Anonymous 0 Comments

Our eyes take in light that bounces off objects, and our brains only get so much ‘resolution’ out of the light that hits our eyes. So we can’t see perfectly clearly at long distances, and the farther away something is, the more it tends to seem like one big blob rather than individual ‘pixels’ (or just more detailed information). It’s like if you take a picture with an old camera and zoom in on the picture, it just doesn’t have as much data in the picture, so things kind of blur together more.

So when you look at sand far away, your brain doesn’t get enough detail to see differences on each individual grain of sand (whether that’s because of how your eyes work or just that your brain can’t process all of the data sent to it from your eyes, I don’t actually know). Since you only have so much detail, you’re basically looking at a slightly blurry picture.

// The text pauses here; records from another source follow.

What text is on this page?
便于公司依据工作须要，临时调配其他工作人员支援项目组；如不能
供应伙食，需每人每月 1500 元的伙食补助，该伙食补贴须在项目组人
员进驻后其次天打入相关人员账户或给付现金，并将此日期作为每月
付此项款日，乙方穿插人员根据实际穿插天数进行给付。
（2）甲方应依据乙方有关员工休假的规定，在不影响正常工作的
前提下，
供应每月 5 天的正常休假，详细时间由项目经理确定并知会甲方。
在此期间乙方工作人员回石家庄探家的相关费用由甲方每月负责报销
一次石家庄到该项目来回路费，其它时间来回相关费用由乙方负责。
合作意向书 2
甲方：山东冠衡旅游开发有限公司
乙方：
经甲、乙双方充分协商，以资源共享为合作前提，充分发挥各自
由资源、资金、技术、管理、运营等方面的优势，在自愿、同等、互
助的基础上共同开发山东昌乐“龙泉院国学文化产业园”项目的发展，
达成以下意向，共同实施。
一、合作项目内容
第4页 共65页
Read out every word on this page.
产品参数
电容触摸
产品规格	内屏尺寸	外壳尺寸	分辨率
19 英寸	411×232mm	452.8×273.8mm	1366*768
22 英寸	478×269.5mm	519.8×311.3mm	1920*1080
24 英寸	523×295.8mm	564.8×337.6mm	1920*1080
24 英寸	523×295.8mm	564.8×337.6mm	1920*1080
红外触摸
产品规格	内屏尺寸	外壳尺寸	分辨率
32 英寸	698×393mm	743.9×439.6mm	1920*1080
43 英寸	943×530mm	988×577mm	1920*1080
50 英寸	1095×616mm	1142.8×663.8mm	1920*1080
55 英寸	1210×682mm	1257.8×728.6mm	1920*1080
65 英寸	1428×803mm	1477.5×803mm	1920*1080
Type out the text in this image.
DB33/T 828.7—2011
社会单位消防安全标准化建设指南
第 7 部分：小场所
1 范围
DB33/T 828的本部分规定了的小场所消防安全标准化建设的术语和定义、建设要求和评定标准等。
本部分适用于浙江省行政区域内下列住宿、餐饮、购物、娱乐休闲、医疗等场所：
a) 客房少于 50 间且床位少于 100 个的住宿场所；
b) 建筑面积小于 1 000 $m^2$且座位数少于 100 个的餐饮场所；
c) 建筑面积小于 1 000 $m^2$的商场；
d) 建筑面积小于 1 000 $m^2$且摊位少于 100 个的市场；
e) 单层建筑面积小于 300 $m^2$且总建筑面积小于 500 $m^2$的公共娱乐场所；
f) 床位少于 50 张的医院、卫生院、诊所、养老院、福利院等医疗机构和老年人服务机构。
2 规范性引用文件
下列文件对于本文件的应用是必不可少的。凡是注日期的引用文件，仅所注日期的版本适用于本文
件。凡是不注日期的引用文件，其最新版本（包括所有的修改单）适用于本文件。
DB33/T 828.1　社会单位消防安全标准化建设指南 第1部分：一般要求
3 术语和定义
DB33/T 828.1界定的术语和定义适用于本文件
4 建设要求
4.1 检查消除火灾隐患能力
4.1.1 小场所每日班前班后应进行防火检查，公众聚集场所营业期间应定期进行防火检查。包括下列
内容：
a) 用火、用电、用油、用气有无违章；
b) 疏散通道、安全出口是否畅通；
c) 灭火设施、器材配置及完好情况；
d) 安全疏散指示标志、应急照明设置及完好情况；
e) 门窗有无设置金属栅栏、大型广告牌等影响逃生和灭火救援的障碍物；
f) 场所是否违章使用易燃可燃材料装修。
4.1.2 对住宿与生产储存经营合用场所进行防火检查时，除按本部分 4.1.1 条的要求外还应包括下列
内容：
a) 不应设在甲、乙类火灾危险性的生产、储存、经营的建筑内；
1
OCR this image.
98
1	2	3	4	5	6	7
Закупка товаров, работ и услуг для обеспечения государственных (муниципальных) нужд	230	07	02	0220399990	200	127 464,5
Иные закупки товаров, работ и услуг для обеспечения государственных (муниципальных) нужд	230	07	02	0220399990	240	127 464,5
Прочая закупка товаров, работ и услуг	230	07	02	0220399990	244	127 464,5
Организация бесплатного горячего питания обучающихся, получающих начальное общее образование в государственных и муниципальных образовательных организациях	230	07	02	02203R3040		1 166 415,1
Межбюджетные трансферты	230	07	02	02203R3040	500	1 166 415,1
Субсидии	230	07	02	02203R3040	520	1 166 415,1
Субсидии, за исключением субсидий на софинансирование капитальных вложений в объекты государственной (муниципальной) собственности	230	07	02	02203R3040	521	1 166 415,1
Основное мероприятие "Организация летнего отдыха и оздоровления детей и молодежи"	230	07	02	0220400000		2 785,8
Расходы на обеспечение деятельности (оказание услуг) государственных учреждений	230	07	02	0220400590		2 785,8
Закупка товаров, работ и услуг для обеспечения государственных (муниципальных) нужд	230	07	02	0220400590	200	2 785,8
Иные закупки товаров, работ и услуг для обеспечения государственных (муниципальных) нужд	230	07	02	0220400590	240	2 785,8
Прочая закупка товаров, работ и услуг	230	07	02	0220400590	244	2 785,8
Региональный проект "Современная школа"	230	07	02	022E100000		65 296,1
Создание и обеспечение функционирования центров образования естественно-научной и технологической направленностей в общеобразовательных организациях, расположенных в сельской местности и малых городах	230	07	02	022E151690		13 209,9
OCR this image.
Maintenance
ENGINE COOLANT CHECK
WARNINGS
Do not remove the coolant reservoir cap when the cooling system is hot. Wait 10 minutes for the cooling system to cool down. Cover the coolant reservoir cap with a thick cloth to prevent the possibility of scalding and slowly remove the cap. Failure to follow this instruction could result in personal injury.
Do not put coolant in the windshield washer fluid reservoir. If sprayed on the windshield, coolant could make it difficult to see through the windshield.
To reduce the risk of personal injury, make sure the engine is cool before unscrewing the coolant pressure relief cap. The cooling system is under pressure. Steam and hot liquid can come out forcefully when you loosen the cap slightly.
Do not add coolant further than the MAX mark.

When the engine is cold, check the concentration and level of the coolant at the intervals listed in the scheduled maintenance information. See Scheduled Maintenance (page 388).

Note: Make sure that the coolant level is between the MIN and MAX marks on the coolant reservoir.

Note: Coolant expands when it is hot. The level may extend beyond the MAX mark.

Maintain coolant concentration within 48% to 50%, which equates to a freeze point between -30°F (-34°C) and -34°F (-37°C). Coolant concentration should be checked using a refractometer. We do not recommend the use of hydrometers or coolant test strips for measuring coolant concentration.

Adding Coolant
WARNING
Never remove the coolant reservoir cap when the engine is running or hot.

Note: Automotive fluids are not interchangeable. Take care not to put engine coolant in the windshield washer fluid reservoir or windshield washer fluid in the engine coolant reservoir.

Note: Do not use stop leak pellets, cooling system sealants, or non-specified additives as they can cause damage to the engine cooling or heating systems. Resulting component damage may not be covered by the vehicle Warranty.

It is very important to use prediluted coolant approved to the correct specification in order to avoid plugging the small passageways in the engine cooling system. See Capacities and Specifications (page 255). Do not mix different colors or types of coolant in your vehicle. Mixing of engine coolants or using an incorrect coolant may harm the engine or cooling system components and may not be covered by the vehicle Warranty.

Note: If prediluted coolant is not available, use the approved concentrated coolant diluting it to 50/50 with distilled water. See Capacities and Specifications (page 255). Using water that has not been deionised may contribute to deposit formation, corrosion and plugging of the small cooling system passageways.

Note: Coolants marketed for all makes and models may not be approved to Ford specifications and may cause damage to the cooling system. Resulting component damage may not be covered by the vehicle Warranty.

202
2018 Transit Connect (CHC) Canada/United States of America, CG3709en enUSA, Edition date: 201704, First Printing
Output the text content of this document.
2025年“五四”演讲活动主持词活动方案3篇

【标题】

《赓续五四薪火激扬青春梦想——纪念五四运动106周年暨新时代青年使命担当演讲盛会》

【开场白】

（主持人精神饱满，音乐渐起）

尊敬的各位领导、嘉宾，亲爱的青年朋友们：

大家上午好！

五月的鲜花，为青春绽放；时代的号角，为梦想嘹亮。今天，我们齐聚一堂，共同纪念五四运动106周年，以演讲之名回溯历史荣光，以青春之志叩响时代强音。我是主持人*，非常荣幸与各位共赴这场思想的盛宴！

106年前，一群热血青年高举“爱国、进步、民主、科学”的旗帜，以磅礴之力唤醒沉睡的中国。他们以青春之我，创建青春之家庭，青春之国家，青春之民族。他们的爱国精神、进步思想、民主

But you don’t think of it as blurry because your brain focuses on the important things. It knows that you’re looking at sand and that there’s a lot grains of sand, but it doesn’t actually care what each individual grain looks like and doesn’t have enough detail on each individual grain anyway. So instead you focus on other things more, things where you can see more details or just things that are close to you. And then you don’t notice the blur, you just think of it more as an ‘ocean of sand’ than a zillion tiny, individual dots.

Anonymous 0 Comments

It’s in the same way as if you were to look up at the stars. Every bright sphere may look white to some extent, but looking closely, you can see that they have much more color to them. You don’t notice Mars being red or the colors on Jupiter. The planets, similar to sand, have distinct features that are too hard to point out at a distance.

Anonymous 0 Comments

When you look at it without the microscope, you’re seeing hundreds to thousands of grains at a time. All the little unique features get averaged out, and you just see…sand. Look up pictures of beaches with different colored sand to see how different minerals can cause sand to look all different colors. I visited a green sand beach in Hawaii, and most of the sand is made up of olivine, a green stone. It definitely looked very different, even at the large scale, than most beaches.